The poet, biographer, short-story writer, and novelist broke onto the national scene in a big way with his 1999 novel Gap Creek. A New York Times bestseller and Oprah’s Book Club pick, the book, subtitled “The Story of a Marriage,” was about a young couple struggling in rugged upcountry South Carolina in the late 1800s. Morgan, a recipient of the Thomas Wolfe Memorial Literary Award — he also shares a birthday with that WNC literary icon — is an English professor of long standing at Cornell University in Ithaca, NY.

He most recent novel, Chasing the North Star, is about two runaway slaves, Jonah and Angel, and their escape to freedom in the North. They have no map, no shoes, and no help from the Underground Railroad as they dodge danger and death in this fast-paced adventure story.

Morgan spoke with Bold Life about his memories of growing up in Hendersonville, his characters’ quest to find home, and how poetry influences his fiction.

Bold Life: The mountains of North Carolina and the French Broad River are central to the first half of the book. Did geography influence your decision to set part of the book here?

RM: Oh, absolutely. That’s where I grew up, and most of my fiction is set there. I love history and I’ve written history and it was interesting to imagine Hendersonville and Mud Creek valley and then the French Broad [River] valley at that time. Part of the fun of writing it was to be able to bring alive that world a little bit, and of course to try to imagine how they’re going to survive.

It’s a very sensory story: the sounds of plantation life, and the stickiness of the pine tree as Jonah climbs it, and the sight of the Northern Lights. Did you find yourself more aware of your senses when you were writing?
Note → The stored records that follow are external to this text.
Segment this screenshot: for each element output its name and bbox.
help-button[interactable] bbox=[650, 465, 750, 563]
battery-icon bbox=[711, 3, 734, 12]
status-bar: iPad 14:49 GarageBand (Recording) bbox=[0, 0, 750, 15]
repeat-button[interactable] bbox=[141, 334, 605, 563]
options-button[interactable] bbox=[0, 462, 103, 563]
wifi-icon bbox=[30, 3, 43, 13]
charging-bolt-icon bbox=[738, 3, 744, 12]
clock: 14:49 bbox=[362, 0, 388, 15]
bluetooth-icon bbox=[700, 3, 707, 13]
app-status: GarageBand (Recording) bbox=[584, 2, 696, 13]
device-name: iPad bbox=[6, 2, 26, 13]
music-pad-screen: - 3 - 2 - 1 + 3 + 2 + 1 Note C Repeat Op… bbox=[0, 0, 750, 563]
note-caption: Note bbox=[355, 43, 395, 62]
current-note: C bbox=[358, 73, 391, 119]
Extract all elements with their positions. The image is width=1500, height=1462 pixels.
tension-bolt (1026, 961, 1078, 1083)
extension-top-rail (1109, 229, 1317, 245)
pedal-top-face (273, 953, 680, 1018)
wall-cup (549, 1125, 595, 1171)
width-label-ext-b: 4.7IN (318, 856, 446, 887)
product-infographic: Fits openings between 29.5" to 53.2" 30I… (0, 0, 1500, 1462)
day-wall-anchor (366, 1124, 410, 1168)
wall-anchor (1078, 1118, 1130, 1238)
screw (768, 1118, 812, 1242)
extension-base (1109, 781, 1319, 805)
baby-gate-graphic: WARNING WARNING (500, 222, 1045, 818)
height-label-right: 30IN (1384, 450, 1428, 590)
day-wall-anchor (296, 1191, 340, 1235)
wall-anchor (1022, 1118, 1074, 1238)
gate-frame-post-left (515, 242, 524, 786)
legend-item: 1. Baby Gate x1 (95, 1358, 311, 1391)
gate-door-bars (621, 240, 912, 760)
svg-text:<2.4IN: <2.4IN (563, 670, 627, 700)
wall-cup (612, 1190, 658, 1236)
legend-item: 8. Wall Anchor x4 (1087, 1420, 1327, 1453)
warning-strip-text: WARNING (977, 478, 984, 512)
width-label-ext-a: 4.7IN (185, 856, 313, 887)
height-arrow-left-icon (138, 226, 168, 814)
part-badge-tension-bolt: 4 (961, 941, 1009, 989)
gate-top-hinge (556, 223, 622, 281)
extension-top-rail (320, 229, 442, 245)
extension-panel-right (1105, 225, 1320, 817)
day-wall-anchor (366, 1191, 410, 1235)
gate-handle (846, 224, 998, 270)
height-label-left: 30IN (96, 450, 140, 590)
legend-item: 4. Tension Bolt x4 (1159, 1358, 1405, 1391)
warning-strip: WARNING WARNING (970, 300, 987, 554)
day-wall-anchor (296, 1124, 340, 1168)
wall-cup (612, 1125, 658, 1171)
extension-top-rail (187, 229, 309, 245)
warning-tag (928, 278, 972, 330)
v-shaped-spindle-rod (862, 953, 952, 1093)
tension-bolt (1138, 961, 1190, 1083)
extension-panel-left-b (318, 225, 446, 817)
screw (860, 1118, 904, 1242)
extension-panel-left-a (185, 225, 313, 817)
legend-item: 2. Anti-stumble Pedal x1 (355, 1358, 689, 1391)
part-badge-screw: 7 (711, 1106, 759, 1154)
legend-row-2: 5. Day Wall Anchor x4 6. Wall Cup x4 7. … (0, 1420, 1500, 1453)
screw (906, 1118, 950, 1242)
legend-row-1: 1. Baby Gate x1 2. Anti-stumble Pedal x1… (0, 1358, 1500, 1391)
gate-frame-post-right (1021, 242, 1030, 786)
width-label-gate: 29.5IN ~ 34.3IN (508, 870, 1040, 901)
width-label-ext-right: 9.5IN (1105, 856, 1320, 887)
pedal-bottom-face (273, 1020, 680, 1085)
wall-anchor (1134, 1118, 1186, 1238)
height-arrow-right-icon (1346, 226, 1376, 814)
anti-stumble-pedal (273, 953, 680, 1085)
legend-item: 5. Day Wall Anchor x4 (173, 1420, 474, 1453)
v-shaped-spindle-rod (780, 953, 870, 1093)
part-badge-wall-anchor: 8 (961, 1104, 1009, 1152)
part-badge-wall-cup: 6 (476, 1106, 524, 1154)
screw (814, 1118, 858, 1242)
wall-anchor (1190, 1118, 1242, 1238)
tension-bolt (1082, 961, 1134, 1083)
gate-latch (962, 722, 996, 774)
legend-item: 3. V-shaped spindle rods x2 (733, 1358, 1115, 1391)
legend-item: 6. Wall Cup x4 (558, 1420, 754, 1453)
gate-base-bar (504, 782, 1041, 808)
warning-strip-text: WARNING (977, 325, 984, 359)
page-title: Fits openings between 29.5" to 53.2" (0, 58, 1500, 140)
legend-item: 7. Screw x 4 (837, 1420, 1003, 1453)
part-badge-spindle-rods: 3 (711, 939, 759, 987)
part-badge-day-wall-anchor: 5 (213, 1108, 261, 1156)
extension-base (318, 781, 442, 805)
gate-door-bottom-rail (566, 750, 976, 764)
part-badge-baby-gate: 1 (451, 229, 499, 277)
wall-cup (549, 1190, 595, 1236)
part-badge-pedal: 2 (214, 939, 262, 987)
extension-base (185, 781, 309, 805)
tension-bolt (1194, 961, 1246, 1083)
Well, I hope that’s true of all my fiction; that it’s sensuous in detail. I think my experience at writing poetry probably influenced that. I’ve published more books of poetry probably than of prose, but I do love to get that tactile sense and the feel of things. I was trying very hard to evoke that for the reader so they feel they’re experiencing it almost.

Throughout the book, Angel is searching for a home where she can garden and raise a family in the North, and yet she’s never been there. Do you think that home can be a place you’ve never been?
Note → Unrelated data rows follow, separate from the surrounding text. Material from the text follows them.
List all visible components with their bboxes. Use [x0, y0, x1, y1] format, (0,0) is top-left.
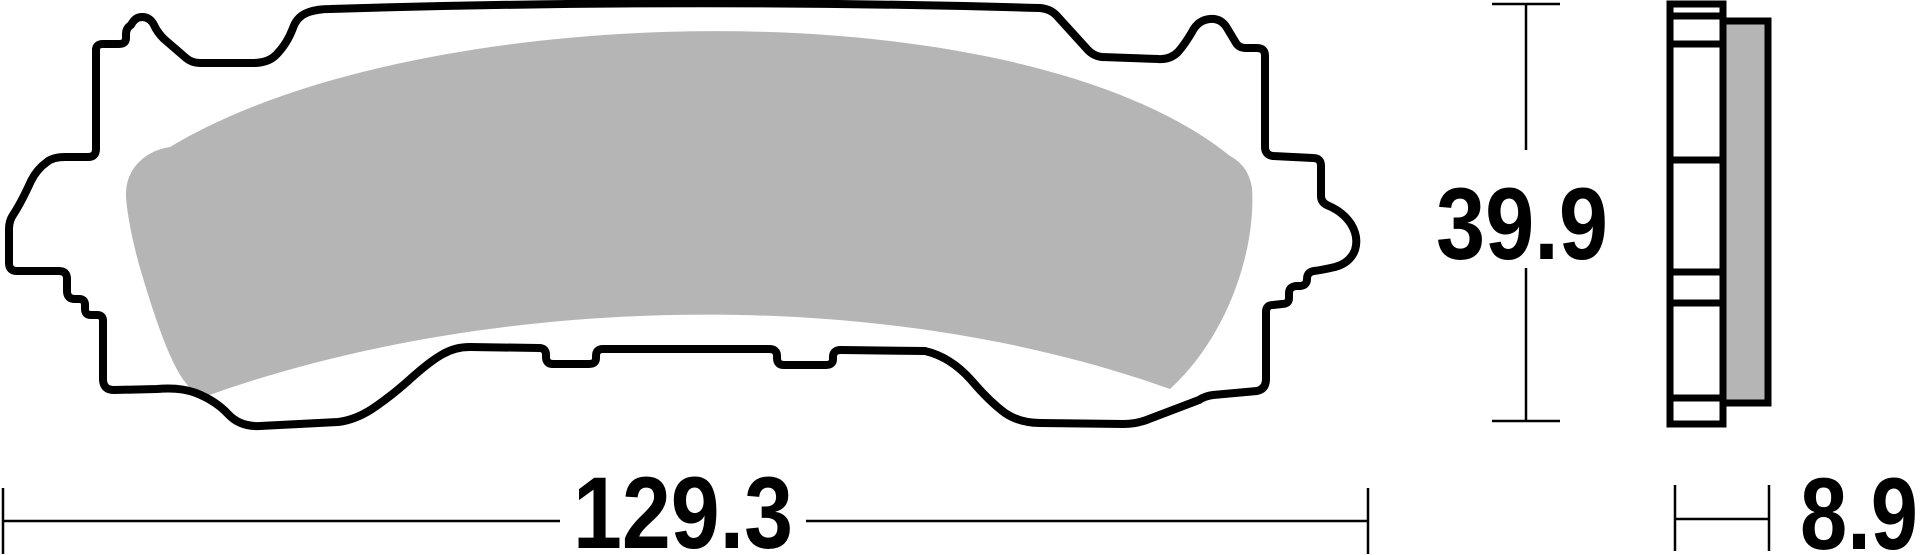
drawing-canvas: 39.9 129.3 8.9	[0, 0, 1920, 555]
dimension-height: 39.9	[1436, 4, 1608, 421]
backing-plate-side	[1670, 4, 1723, 424]
friction-material-side	[1723, 21, 1768, 403]
dim-height-label: 39.9	[1436, 167, 1608, 281]
dimension-width: 129.3	[3, 456, 1368, 555]
brake-pad-technical-drawing: 39.9 129.3 8.9	[0, 0, 1920, 555]
dimension-thickness: 8.9	[1675, 457, 1918, 555]
brake-pad-side-view	[1667, 4, 1768, 424]
dim-thickness-label: 8.9	[1800, 457, 1918, 555]
brake-pad-front-view	[9, 3, 1356, 426]
dim-width-label: 129.3	[573, 456, 793, 555]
She certainly had a home that she wanted to escape. She’s not only running away from something, she’s running toward something, which is a new life and a home. Also she realizes she wants a husband; she wants a family of her own. So I thought that was very important for her, and it becomes a part of her quest. Not just running from slavery; she’s running toward a new life.
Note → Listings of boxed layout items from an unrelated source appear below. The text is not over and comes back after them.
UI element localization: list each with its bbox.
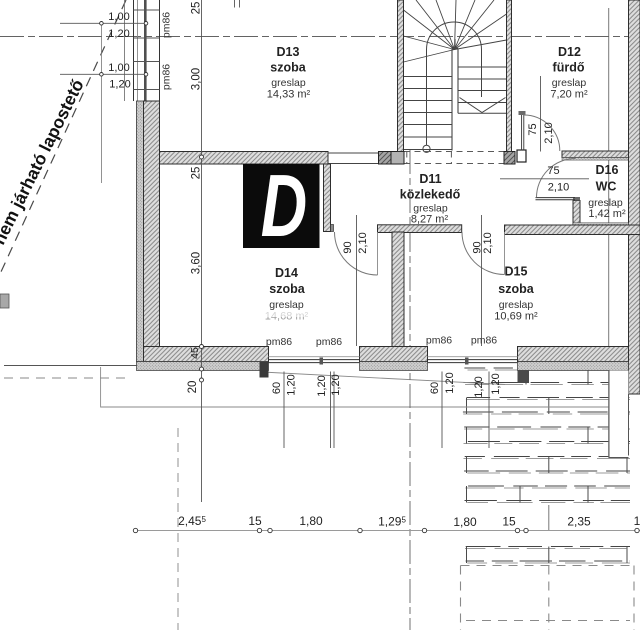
svg-text:25: 25 xyxy=(191,2,203,15)
svg-text:10,69 m²: 10,69 m² xyxy=(494,311,538,323)
svg-text:1,42 m²: 1,42 m² xyxy=(588,208,626,220)
svg-text:1,20: 1,20 xyxy=(109,79,130,91)
svg-text:D14: D14 xyxy=(275,266,298,280)
svg-text:2,35: 2,35 xyxy=(567,515,591,529)
svg-text:1,80: 1,80 xyxy=(299,514,323,528)
svg-text:45: 45 xyxy=(189,347,201,359)
svg-text:D: D xyxy=(261,157,307,255)
svg-text:1,00: 1,00 xyxy=(108,11,129,23)
svg-text:15: 15 xyxy=(502,515,516,529)
svg-text:D13: D13 xyxy=(277,45,300,59)
svg-text:1,20: 1,20 xyxy=(490,373,502,394)
svg-text:14,33 m²: 14,33 m² xyxy=(267,89,311,101)
svg-text:60: 60 xyxy=(271,382,283,394)
svg-text:pm86: pm86 xyxy=(316,336,342,348)
svg-text:8,27 m²: 8,27 m² xyxy=(411,214,449,226)
svg-text:3,00: 3,00 xyxy=(191,68,203,90)
svg-text:90: 90 xyxy=(342,241,354,253)
svg-text:2,10: 2,10 xyxy=(482,232,494,253)
svg-text:1,00: 1,00 xyxy=(108,62,129,74)
svg-text:1,20: 1,20 xyxy=(286,374,298,395)
svg-text:1,20: 1,20 xyxy=(108,28,129,40)
svg-text:greslap: greslap xyxy=(271,77,306,89)
svg-text:greslap: greslap xyxy=(552,77,587,89)
svg-text:D16: D16 xyxy=(596,163,619,177)
svg-text:greslap: greslap xyxy=(499,299,534,311)
svg-text:1,20: 1,20 xyxy=(330,374,342,395)
svg-text:D12: D12 xyxy=(558,45,581,59)
svg-text:pm86: pm86 xyxy=(161,12,173,38)
svg-text:1,20: 1,20 xyxy=(473,376,485,397)
svg-text:WC: WC xyxy=(596,180,617,194)
svg-text:2,10: 2,10 xyxy=(357,232,369,253)
svg-text:fürdő: fürdő xyxy=(553,61,585,75)
svg-text:szoba: szoba xyxy=(270,61,306,75)
svg-text:pm86: pm86 xyxy=(426,335,452,347)
svg-text:szoba: szoba xyxy=(498,282,534,296)
svg-text:1,20: 1,20 xyxy=(316,375,328,396)
svg-text:15: 15 xyxy=(248,514,262,528)
svg-text:25: 25 xyxy=(191,167,203,180)
svg-text:pm86: pm86 xyxy=(471,335,497,347)
svg-text:75: 75 xyxy=(527,123,539,135)
svg-text:szoba: szoba xyxy=(269,282,305,296)
svg-text:2,10: 2,10 xyxy=(548,182,569,194)
svg-text:közlekedő: közlekedő xyxy=(400,188,461,202)
svg-text:D15: D15 xyxy=(505,265,528,279)
svg-text:greslap: greslap xyxy=(269,299,304,311)
svg-text:7,20 m²: 7,20 m² xyxy=(550,89,588,101)
svg-text:D11: D11 xyxy=(419,172,441,186)
svg-text:1: 1 xyxy=(634,514,640,528)
svg-text:3,60: 3,60 xyxy=(191,252,203,274)
svg-text:1,80: 1,80 xyxy=(453,515,477,529)
svg-text:1,20: 1,20 xyxy=(444,372,456,393)
svg-text:20: 20 xyxy=(187,381,199,394)
svg-text:60: 60 xyxy=(429,382,441,394)
svg-text:pm86: pm86 xyxy=(266,336,292,348)
svg-text:75: 75 xyxy=(547,165,559,177)
svg-text:2,10: 2,10 xyxy=(543,122,555,143)
svg-text:pm86: pm86 xyxy=(161,64,173,90)
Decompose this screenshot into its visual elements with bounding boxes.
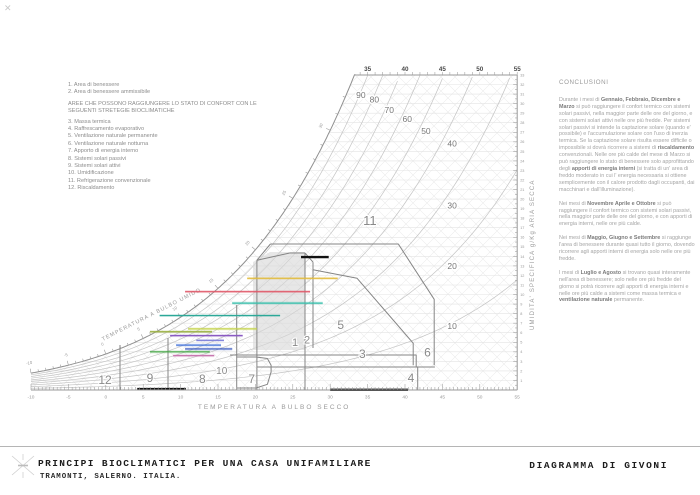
svg-text:10: 10 xyxy=(178,395,184,401)
svg-text:UMIDITA' SPECIFICA g/Kg ARI: UMIDITA' SPECIFICA g/Kg ARIA SECCA xyxy=(530,179,536,330)
svg-text:8: 8 xyxy=(199,372,206,386)
svg-text:10: 10 xyxy=(447,321,457,331)
svg-text:20: 20 xyxy=(253,395,259,401)
legend-item: 11. Refrigerazione convenzionale xyxy=(68,178,286,185)
svg-text:22: 22 xyxy=(520,178,524,182)
svg-text:40: 40 xyxy=(447,139,457,149)
svg-text:12: 12 xyxy=(520,274,524,278)
svg-text:50: 50 xyxy=(421,126,431,136)
zone-legend: 1. Area di benessere2. Area di benessere… xyxy=(68,82,286,193)
conclusions-paragraph: Durante i mesi di Gennaio, Febbraio, Dic… xyxy=(559,97,696,194)
svg-text:9: 9 xyxy=(520,302,522,306)
svg-text:14: 14 xyxy=(520,255,524,259)
svg-text:30: 30 xyxy=(447,201,457,211)
svg-text:45: 45 xyxy=(440,395,446,401)
legend-benessere-items: 1. Area di benessere2. Area di benessere… xyxy=(68,82,286,97)
svg-text:7: 7 xyxy=(248,372,255,386)
svg-text:40: 40 xyxy=(402,395,408,401)
svg-text:24: 24 xyxy=(520,159,524,163)
svg-text:31: 31 xyxy=(520,92,524,96)
conclusions-body: Durante i mesi di Gennaio, Febbraio, Dic… xyxy=(559,97,696,304)
svg-text:80: 80 xyxy=(370,95,380,105)
svg-text:10: 10 xyxy=(520,293,524,297)
svg-text:55: 55 xyxy=(514,66,522,73)
svg-text:17: 17 xyxy=(520,226,524,230)
svg-text:13: 13 xyxy=(520,264,524,268)
legend-item: 3. Massa termica xyxy=(68,119,286,126)
svg-text:3: 3 xyxy=(520,360,522,364)
svg-text:30: 30 xyxy=(520,102,524,106)
legend-item: 2. Area di benessere ammissibile xyxy=(68,89,286,96)
svg-text:5: 5 xyxy=(520,341,522,345)
svg-text:7: 7 xyxy=(520,322,522,326)
svg-text:10: 10 xyxy=(216,366,228,377)
svg-text:32: 32 xyxy=(520,83,524,87)
svg-text:-10: -10 xyxy=(26,360,33,366)
svg-text:11: 11 xyxy=(520,283,524,287)
sheet-subtitle: TRAMONTI, SALERNO. ITALIA. xyxy=(40,473,181,481)
svg-text:90: 90 xyxy=(356,90,366,100)
svg-text:TEMPERATURA A BULBO SECCO: TEMPERATURA A BULBO SECCO xyxy=(198,404,350,411)
svg-text:19: 19 xyxy=(520,207,524,211)
svg-text:20: 20 xyxy=(244,239,251,246)
svg-text:26: 26 xyxy=(520,140,524,144)
svg-text:15: 15 xyxy=(215,395,221,401)
legend-strategy-items: 3. Massa termica4. Raffrescamento evapor… xyxy=(68,119,286,193)
svg-text:12: 12 xyxy=(98,373,112,387)
svg-text:25: 25 xyxy=(290,395,296,401)
svg-text:35: 35 xyxy=(365,395,371,401)
svg-text:2: 2 xyxy=(304,335,310,347)
svg-text:16: 16 xyxy=(520,236,524,240)
svg-text:15: 15 xyxy=(208,277,215,284)
sheet-right-title: DIAGRAMMA DI GIVONI xyxy=(529,460,668,471)
conclusions-paragraph: I mesi di Luglio e Agosto si trovano qua… xyxy=(559,270,696,305)
svg-text:5: 5 xyxy=(136,326,141,332)
svg-text:35: 35 xyxy=(364,66,372,73)
sheet-title: PRINCIPI BIOCLIMATICI PER UNA CASA UNIFA… xyxy=(38,458,372,469)
svg-text:60: 60 xyxy=(403,114,413,124)
legend-item: 12. Riscaldamento xyxy=(68,185,286,192)
svg-text:40: 40 xyxy=(401,66,409,73)
svg-text:3: 3 xyxy=(359,347,366,361)
legend-item: 5. Ventilazione naturale permanente xyxy=(68,133,286,140)
svg-text:20: 20 xyxy=(447,261,457,271)
svg-text:21: 21 xyxy=(520,188,524,192)
svg-text:6: 6 xyxy=(520,331,522,335)
svg-text:9: 9 xyxy=(147,371,154,385)
legend-header: AREE CHE POSSONO RAGGIUNGERE LO STATO DI… xyxy=(68,101,286,116)
svg-text:2: 2 xyxy=(520,369,522,373)
svg-text:28: 28 xyxy=(520,121,524,125)
conclusions-paragraph: Nei mesi di Maggio, Giugno e Settembre s… xyxy=(559,235,696,263)
drawing-sheet: ✕ -10-5051015202530TEMPERATURA A BULBO U… xyxy=(0,0,700,495)
legend-item: 1. Area di benessere xyxy=(68,82,286,89)
svg-text:30: 30 xyxy=(317,122,324,129)
svg-text:-5: -5 xyxy=(66,395,71,401)
legend-item: 8. Sistemi solari passivi xyxy=(68,156,286,163)
svg-text:5: 5 xyxy=(142,395,145,401)
svg-text:20: 20 xyxy=(520,197,524,201)
svg-text:29: 29 xyxy=(520,112,524,116)
svg-text:30: 30 xyxy=(328,395,334,401)
svg-text:-5: -5 xyxy=(63,352,68,358)
legend-item: 4. Raffrescamento evaporativo xyxy=(68,126,286,133)
legend-item: 7. Apporto di energia interno xyxy=(68,148,286,155)
svg-text:55: 55 xyxy=(515,395,521,401)
top-axis: 3540455055 xyxy=(356,66,521,75)
conclusions-paragraph: Nei mesi di Novembre Aprile e Ottobre si… xyxy=(559,201,696,229)
svg-text:8: 8 xyxy=(520,312,522,316)
svg-text:11: 11 xyxy=(363,213,377,228)
conclusions-column: CONCLUSIONI Durante i mesi di Gennaio, F… xyxy=(559,80,696,311)
svg-text:0: 0 xyxy=(104,395,107,401)
svg-text:23: 23 xyxy=(520,169,524,173)
svg-text:50: 50 xyxy=(477,395,483,401)
svg-text:4: 4 xyxy=(408,371,415,385)
studio-logo-icon xyxy=(10,453,36,479)
svg-text:4: 4 xyxy=(520,350,522,354)
conclusions-title: CONCLUSIONI xyxy=(559,80,696,87)
svg-text:1: 1 xyxy=(292,337,298,349)
comfort-zone-fill xyxy=(253,252,305,350)
svg-text:70: 70 xyxy=(385,105,395,115)
title-block: PRINCIPI BIOCLIMATICI PER UNA CASA UNIFA… xyxy=(0,446,700,495)
svg-text:27: 27 xyxy=(520,131,524,135)
svg-text:-10: -10 xyxy=(28,395,35,401)
legend-item: 10. Umidificazione xyxy=(68,170,286,177)
legend-item: 6. Ventilazione naturale notturna xyxy=(68,141,286,148)
legend-item: 9. Sistemi solari attivi xyxy=(68,163,286,170)
svg-text:25: 25 xyxy=(520,150,524,154)
svg-text:6: 6 xyxy=(424,346,431,360)
svg-text:18: 18 xyxy=(520,217,524,221)
svg-text:15: 15 xyxy=(520,245,524,249)
svg-text:5: 5 xyxy=(337,318,344,332)
svg-text:45: 45 xyxy=(439,66,447,73)
svg-text:33: 33 xyxy=(520,73,524,77)
svg-text:50: 50 xyxy=(476,66,484,73)
svg-text:1: 1 xyxy=(520,379,522,383)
The book reads like a classic adventure novel. Did you have any in mind while you were writing, or any that have inspired you?

When I started out as a reader, books that really inspired me to keep reading and then to write were Laura Ingalls Wilder’s Little House on the Prairie and Farmer Boy, and books like that that I got from the bookmobile that came down the Green River. This is one of the wonderful things of my childhood, that bookmobile. I very soon got onto Jack London and the great stories set in the Yukon and Alaska.

You write a lot of historical fiction and biographies. What do you look for when you’re choosing a time period to write about?

I look for a time when exciting things were happening and challenging things like the American Revolution or the Lewis and Clark expedition. The Fugitive Slave Law and the Underground Railroad is about the most significant thing one can think of, so I wanted to write an adventure story that’s set in a time of real importance, and to tell a story that was also symbolic. These people represent hundreds of thousands of others that were trying to escape from slavery.

You were born in Hendersonville. How have you seen the area grow?
It’s totally changed, certainly from the time I was a child. I grew up in a world with one foot in the 19th century on what was literally a one-horse farm; we didn’t have a car or a truck or a tractor. But I saw all that change rapidly in the 1950s, about the time the General Electric plant came in. It’s a trade off: you lose some of the qualities of the mountain culture, and you gain all kinds of activities and literary festivals.

As part of a series of local appearances supporting his new book, Chasing the North Star, Robert Morgan will do a reading at 2pm on April 9 at the Henderson County Heritage Museum (1 Historic Courthouse Square, #4). www.hendersoncountymuseum.com. 828-694-1619.